Não vou precisar
quando aconteceu, mas foi lá pelos idos de 1950, pouco antes destas terras se
tornarem a capital do país. Um mundaréu de alqueires, alguns destinados à
plantação, mas o ofício de dois goianos, Antenor e Valdenor, irmãos quase
gêmeos, caso não fosse por um par de anos que os separava, era a lida com gado
leiteiro.
Desde muito cedo, aqueles dois ajudavam o pai,
seu Juvenal, mestre da catira e outras artimanhas. Não ficaram ricos, mas
conseguiram driblar a miséria e até chegaram a desfrutar de uma vida
confortável, levando em conta que a propriedade deles não poderia ser chamada
de fazenda. No máximo, um sítio como tantos outros. Dessa forma, também não
dava para ter muitas vacas. Nada além do que 15 ou, em tempos de fartura, 18 ou
20 cabeças.
A rotina começava antes do dia raiar e, perto das nove horas, lá iam os irmãos
com dois galões de alumínio repletos de leite. Na verdade, como as vacas não
produziam tanto, Antenor teve a ideia de dar aquela batizada no produto. Como
não encontrou empecilho por parte do Valdenor, promoveu o milagre da
multiplicação misturando água em abundância até completar cem litros de leite.

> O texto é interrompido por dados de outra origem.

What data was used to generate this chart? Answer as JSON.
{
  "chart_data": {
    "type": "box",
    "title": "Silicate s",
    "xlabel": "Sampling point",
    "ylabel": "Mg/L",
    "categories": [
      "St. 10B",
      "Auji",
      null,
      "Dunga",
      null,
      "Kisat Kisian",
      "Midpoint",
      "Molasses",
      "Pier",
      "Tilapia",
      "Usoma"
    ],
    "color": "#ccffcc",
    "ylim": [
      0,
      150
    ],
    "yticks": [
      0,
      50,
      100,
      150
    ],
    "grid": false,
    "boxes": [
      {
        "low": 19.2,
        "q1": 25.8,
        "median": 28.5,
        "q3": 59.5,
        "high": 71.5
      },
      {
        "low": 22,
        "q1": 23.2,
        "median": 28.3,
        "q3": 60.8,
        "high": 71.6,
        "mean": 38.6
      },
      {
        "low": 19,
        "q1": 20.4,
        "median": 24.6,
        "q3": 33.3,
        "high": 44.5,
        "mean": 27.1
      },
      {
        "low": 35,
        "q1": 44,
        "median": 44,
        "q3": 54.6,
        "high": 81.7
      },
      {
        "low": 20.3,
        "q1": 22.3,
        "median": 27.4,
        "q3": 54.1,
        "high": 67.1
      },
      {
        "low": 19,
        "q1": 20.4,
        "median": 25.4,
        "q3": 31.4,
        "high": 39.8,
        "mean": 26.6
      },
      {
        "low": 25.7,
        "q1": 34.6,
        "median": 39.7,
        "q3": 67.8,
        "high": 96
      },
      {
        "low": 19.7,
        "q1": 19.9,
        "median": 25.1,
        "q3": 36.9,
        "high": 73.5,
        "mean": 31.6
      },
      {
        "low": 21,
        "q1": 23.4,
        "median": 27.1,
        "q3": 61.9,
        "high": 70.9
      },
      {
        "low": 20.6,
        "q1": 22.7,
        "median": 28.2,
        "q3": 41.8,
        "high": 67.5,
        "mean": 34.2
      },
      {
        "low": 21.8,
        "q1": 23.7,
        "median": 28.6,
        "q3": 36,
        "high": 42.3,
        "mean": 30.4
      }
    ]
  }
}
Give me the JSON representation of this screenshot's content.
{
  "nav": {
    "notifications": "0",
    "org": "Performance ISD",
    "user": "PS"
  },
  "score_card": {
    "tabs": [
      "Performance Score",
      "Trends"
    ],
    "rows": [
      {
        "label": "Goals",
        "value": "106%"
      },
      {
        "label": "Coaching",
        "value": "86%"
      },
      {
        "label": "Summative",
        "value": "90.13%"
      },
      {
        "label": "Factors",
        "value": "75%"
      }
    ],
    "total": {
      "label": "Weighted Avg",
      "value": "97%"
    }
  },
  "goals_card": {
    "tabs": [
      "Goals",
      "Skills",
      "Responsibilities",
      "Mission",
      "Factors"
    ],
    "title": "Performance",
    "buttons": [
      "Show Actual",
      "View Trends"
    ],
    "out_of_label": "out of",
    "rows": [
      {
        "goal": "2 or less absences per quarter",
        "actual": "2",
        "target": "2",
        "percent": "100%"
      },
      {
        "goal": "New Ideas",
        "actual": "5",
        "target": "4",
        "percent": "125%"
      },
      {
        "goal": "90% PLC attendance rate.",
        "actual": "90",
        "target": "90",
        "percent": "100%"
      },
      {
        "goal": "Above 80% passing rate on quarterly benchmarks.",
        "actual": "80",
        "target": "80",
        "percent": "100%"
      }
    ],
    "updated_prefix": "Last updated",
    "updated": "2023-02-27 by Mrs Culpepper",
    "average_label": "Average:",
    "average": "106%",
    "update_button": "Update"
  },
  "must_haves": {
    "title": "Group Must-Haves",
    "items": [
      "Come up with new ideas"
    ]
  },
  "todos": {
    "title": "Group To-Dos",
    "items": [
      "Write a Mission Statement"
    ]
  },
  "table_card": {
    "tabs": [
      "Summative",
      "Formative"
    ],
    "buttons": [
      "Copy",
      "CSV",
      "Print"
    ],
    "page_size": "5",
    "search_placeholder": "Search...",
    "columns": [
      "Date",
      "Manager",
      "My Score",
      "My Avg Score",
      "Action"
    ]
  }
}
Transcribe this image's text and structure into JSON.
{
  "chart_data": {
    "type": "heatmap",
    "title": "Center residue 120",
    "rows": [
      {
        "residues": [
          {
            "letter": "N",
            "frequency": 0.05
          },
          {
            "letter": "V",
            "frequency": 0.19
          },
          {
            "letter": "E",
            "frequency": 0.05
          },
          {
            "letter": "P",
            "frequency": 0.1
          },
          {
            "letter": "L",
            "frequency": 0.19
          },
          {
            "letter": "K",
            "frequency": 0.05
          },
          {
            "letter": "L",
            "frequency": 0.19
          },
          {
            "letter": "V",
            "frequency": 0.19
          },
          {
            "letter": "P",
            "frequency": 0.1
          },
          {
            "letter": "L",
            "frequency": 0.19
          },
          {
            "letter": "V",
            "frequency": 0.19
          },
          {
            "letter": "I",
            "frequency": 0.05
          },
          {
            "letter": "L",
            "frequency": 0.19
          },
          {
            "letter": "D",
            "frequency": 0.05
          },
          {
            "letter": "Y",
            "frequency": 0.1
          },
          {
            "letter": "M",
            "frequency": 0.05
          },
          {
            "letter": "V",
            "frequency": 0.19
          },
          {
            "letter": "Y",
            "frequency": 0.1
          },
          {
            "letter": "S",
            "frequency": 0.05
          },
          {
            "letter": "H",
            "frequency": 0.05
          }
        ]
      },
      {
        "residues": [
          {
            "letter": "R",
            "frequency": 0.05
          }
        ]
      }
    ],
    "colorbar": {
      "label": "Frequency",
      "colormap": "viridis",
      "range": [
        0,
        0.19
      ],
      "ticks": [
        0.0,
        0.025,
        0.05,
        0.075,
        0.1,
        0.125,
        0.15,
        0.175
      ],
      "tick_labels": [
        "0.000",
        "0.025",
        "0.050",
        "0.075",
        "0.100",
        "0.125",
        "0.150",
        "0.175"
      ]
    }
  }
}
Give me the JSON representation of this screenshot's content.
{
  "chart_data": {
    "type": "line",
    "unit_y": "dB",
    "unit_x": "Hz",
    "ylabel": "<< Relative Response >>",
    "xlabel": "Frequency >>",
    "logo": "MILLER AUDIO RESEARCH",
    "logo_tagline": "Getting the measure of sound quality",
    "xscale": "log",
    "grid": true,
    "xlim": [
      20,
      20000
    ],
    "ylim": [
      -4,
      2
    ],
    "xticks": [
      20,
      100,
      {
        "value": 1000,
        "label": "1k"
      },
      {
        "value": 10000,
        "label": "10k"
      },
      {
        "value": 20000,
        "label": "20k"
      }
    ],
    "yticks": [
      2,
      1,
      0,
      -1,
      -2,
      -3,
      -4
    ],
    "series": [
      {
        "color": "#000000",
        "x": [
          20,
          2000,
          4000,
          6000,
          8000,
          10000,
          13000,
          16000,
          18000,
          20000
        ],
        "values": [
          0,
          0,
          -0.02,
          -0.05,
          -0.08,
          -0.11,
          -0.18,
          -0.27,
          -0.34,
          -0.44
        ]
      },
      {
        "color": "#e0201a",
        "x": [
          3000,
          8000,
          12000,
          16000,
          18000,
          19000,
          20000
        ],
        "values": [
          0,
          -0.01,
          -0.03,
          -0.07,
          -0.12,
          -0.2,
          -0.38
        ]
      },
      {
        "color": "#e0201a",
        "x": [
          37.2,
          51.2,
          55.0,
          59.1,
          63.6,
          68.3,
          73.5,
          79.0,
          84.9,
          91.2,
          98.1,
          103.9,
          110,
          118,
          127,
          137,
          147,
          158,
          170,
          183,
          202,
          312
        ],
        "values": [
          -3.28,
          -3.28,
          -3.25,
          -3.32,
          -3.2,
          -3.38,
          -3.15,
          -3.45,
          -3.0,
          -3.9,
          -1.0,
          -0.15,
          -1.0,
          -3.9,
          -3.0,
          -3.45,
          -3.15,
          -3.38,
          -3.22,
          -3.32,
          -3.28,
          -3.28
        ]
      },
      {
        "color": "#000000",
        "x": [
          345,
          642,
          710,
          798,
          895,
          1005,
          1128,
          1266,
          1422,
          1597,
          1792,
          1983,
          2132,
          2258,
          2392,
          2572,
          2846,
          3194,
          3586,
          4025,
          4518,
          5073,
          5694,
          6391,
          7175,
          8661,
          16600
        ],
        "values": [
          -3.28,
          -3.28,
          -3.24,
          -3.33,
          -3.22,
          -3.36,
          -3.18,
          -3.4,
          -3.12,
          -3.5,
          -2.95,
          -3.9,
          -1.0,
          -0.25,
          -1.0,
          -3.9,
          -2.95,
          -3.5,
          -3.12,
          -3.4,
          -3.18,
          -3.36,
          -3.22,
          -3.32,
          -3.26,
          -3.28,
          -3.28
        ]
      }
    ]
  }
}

Leite puro da roça, como era anunciado e vendido com facilidade para o povo da
cidade de Planaltina.
Seu
Juvenal, que nessa época estava beirando os 40 anos, não repreendeu os filhos.
Talvez tenha até apreciado tamanha engenhosidade, como se fosse retaliação
contra aquela gente metida, que não sabia nem sequer plantar um pé de milho,
quanto mais fazer curau e pamonha. Boa parte já tinha se esquecido dos calos
nas mãos, outro tanto nunca os havia conhecido.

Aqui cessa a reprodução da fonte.